BCS commissioner Mike Tranghese

In a Tuesday teleconference, Big East Commissioner Mike Tranghese, the BCS czar for the next two seasons, said the six conference commissioners of the BCS couldn't come to a unanimous decision about including such a committee and thus decided against the somewhat radical change.

"We talked at great length about including a human element into the selection process," Tranghese said. "But if we were going to make a change, it would have had to have been a consensus. And it was pretty clear we didn't have that."

Last year, such a committee potentially could have overruled the BCS formula after it said 10-1 Nebraska was the No. 2 team in the nation and should play undefeated Miami for the national championship. Some argued that Pac-10 champion Oregon, which finished fourth in the BCS rankings but were second in both the ESPN/USA Today Coaches and AP polls, would have given Miami a better game.

Though the idea of an oversight committee was thoroughly discussed, Tranghese said that BCS commissioners had little idea how to use it. Even the ones who were in favor of the group weren't sure what it would do.

Of added complication was who would have been on the committee, especially considering the number of teams and conferences that can financially benefit from a member institution participating in the BCS title game.

"We would have asked these people to decide who is in the championship game," Tranghese said. "We saw that the pressure on these people would have been enormous, overwhelming and out of control. And many people just thought the stakes were too high."

Another rumored change that didn't materialize was the inclusion of a conference champion clause, or "the Nebraska rule." The rule would have required all participants in the national championship game to have won their conference.
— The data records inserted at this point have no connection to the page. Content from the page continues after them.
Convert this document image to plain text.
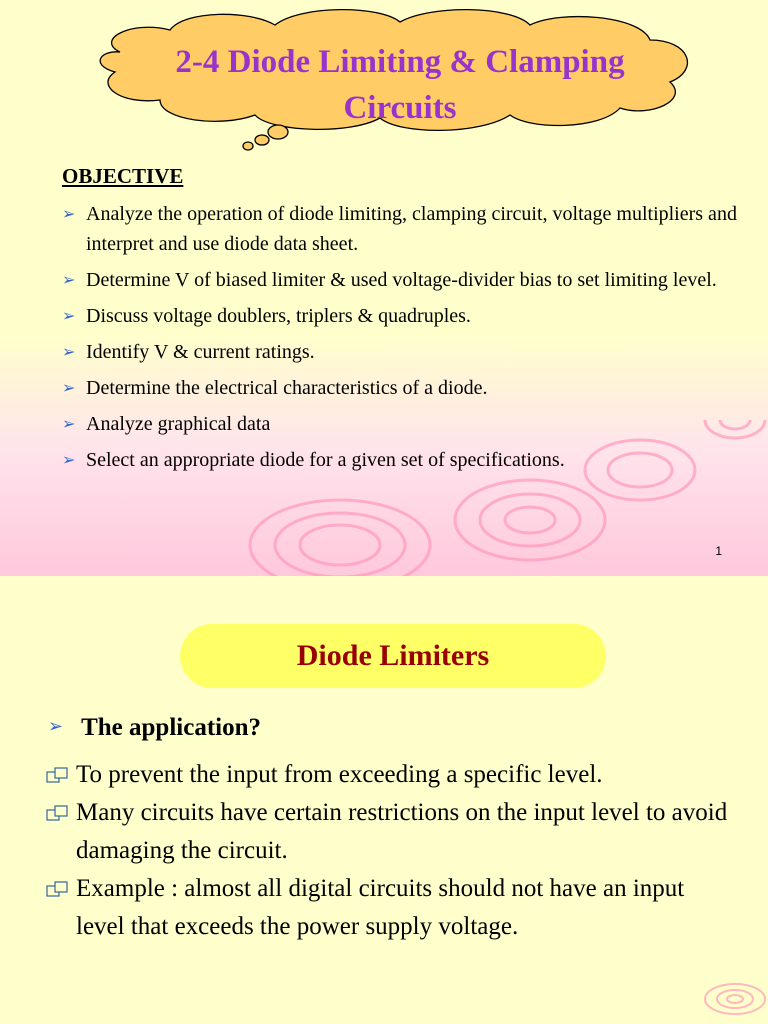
2-4 Diode Limiting & Clamping
Circuits
OBJECTIVE
➢ Analyze the operation of diode limiting, clamping circuit, voltage multipliers and interpret and use diode data sheet.
➢ Determine V of biased limiter & used voltage-divider bias to set limiting level.
➢ Discuss voltage doublers, triplers & quadruples.
➢ Identify V & current ratings.
➢ Determine the electrical characteristics of a diode.
➢ Analyze graphical data
➢ Select an appropriate diode for a given set of specifications.
1
Diode Limiters
➢ The application?
To prevent the input from exceeding a specific level.
Many circuits have certain restrictions on the input level to avoid damaging the circuit.
Example : almost all digital circuits should not have an input level that exceeds the power supply voltage.
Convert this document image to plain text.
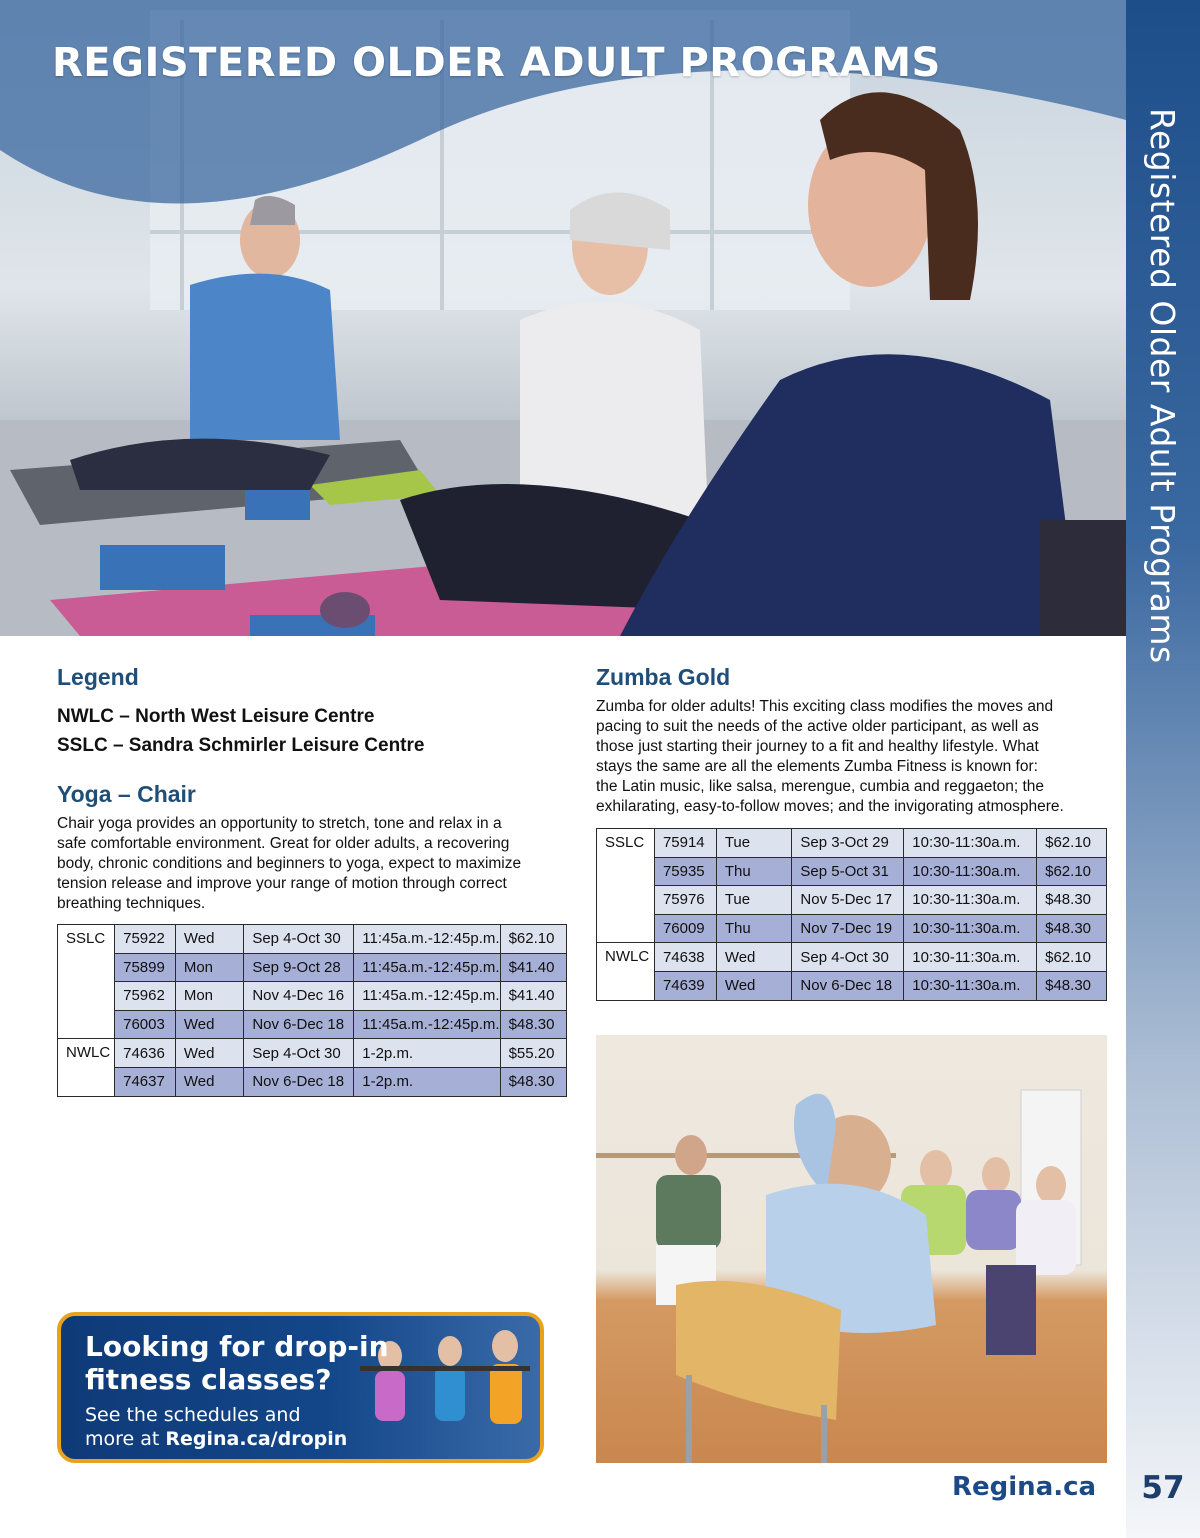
REGISTERED OLDER ADULT PROGRAMS
Registered Older Adult Programs
57
Regina.ca
Legend
NWLC – North West Leisure Centre
SSLC – Sandra Schmirler Leisure Centre
Yoga – Chair
Chair yoga provides an opportunity to stretch, tone and relax in a
safe comfortable environment. Great for older adults, a recovering
body, chronic conditions and beginners to yoga, expect to maximize
tension release and improve your range of motion through correct
breathing techniques.
SSLC	75922	Wed	Sep 4-Oct 30	11:45a.m.-12:45p.m.	$62.10
	75899	Mon	Sep 9-Oct 28	11:45a.m.-12:45p.m.	$41.40
	75962	Mon	Nov 4-Dec 16	11:45a.m.-12:45p.m.	$41.40
	76003	Wed	Nov 6-Dec 18	11:45a.m.-12:45p.m.	$48.30
NWLC	74636	Wed	Sep 4-Oct 30	1-2p.m.	$55.20
	74637	Wed	Nov 6-Dec 18	1-2p.m.	$48.30
Zumba Gold
Zumba for older adults! This exciting class modifies the moves and
pacing to suit the needs of the active older participant, as well as
those just starting their journey to a fit and healthy lifestyle. What
stays the same are all the elements Zumba Fitness is known for:
the Latin music, like salsa, merengue, cumbia and reggaeton; the
exhilarating, easy-to-follow moves; and the invigorating atmosphere.
SSLC	75914	Tue	Sep 3-Oct 29	10:30-11:30a.m.	$62.10
	75935	Thu	Sep 5-Oct 31	10:30-11:30a.m.	$62.10
	75976	Tue	Nov 5-Dec 17	10:30-11:30a.m.	$48.30
	76009	Thu	Nov 7-Dec 19	10:30-11:30a.m.	$48.30
NWLC	74638	Wed	Sep 4-Oct 30	10:30-11:30a.m.	$62.10
	74639	Wed	Nov 6-Dec 18	10:30-11:30a.m.	$48.30
Looking for drop-in
fitness classes?
See the schedules and
more at Regina.ca/dropin
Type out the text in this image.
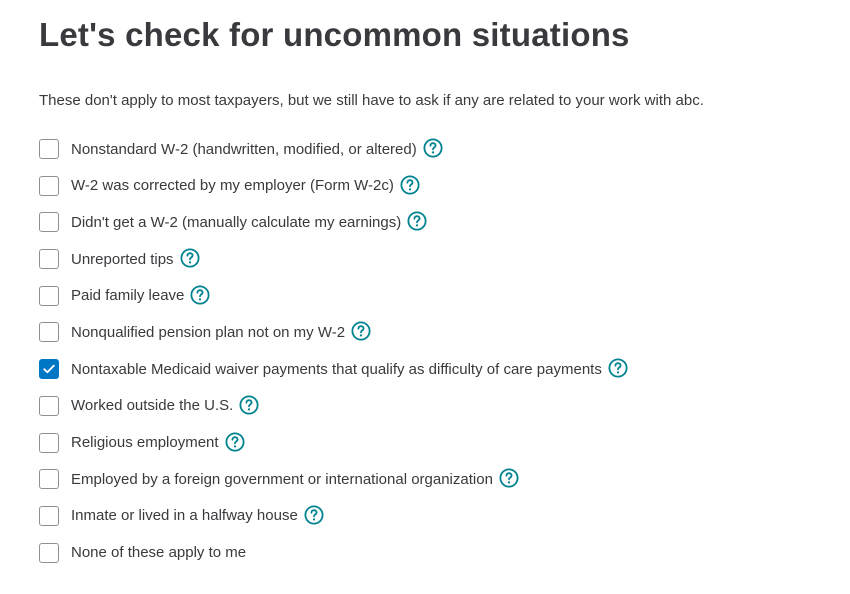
Let's check for uncommon situations

These don't apply to most taxpayers, but we still have to ask if any are related to your work with abc.

Nonstandard W-2 (handwritten, modified, or altered)
W-2 was corrected by my employer (Form W-2c)
Didn't get a W-2 (manually calculate my earnings)
Unreported tips
Paid family leave
Nonqualified pension plan not on my W-2
Nontaxable Medicaid waiver payments that qualify as difficulty of care payments
Worked outside the U.S.
Religious employment
Employed by a foreign government or international organization
Inmate or lived in a halfway house
None of these apply to me
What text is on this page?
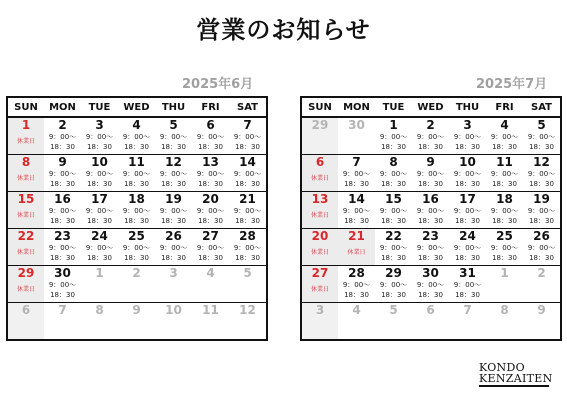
営業のお知らせ
2025年6月
SUN	MON	TUE	WED	THU	FRI	SAT

1
休業日	2
9：00～
18：30	3
9：00～
18：30	4
9：00～
18：30	5
9：00～
18：30	6
9：00～
18：30	7
9：00～
18：30

8
休業日	9
9：00～
18：30	10
9：00～
18：30	11
9：00～
18：30	12
9：00～
18：30	13
9：00～
18：30	14
9：00～
18：30

15
休業日	16
9：00～
18：30	17
9：00～
18：30	18
9：00～
18：30	19
9：00～
18：30	20
9：00～
18：30	21
9：00～
18：30

22
休業日	23
9：00～
18：30	24
9：00～
18：30	25
9：00～
18：30	26
9：00～
18：30	27
9：00～
18：30	28
9：00～
18：30

29
休業日	30
9：00～
18：30	1	2	3	4	5

6	7	8	9	10	11	12
2025年7月
SUN	MON	TUE	WED	THU	FRI	SAT

29	30	1
9：00～
18：30	2
9：00～
18：30	3
9：00～
18：30	4
9：00～
18：30	5
9：00～
18：30

6
休業日	7
9：00～
18：30	8
9：00～
18：30	9
9：00～
18：30	10
9：00～
18：30	11
9：00～
18：30	12
9：00～
18：30

13
休業日	14
9：00～
18：30	15
9：00～
18：30	16
9：00～
18：30	17
9：00～
18：30	18
9：00～
18：30	19
9：00～
18：30

20
休業日	21
休業日	22
9：00～
18：30	23
9：00～
18：30	24
9：00～
18：30	25
9：00～
18：30	26
9：00～
18：30

27
休業日	28
9：00～
18：30	29
9：00～
18：30	30
9：00～
18：30	31
9：00～
18：30	1	2

3	4	5	6	7	8	9
KONDO
KENZAITEN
Nebraska failed to win the Big XII last season, but still ended up in the Rose Bowl. But the fact that only two of the six BCS conferences -- the Big XII and the SEC -- have conference championship games complicated the matter. As did the fact that even within conferences, few teams play similar schedules, further clouding the true conference championship picture.

If Northwestern, for example, won the Big Ten without playing Ohio State or Michigan, while Illinois played both teams, but lost to the Buckeyes, would that be a fair reason for keeping them out of the title game? Tranghese and the rest of the BCS committee weren't sure.

"One of the examples was that you could be 10-1, be No. 2 or No. 3 in the country, with your only loss in the conference and thus not win the conference championship," Tranghese said. "And then you wouldn't be allowed in the championship game. It didn't make sense."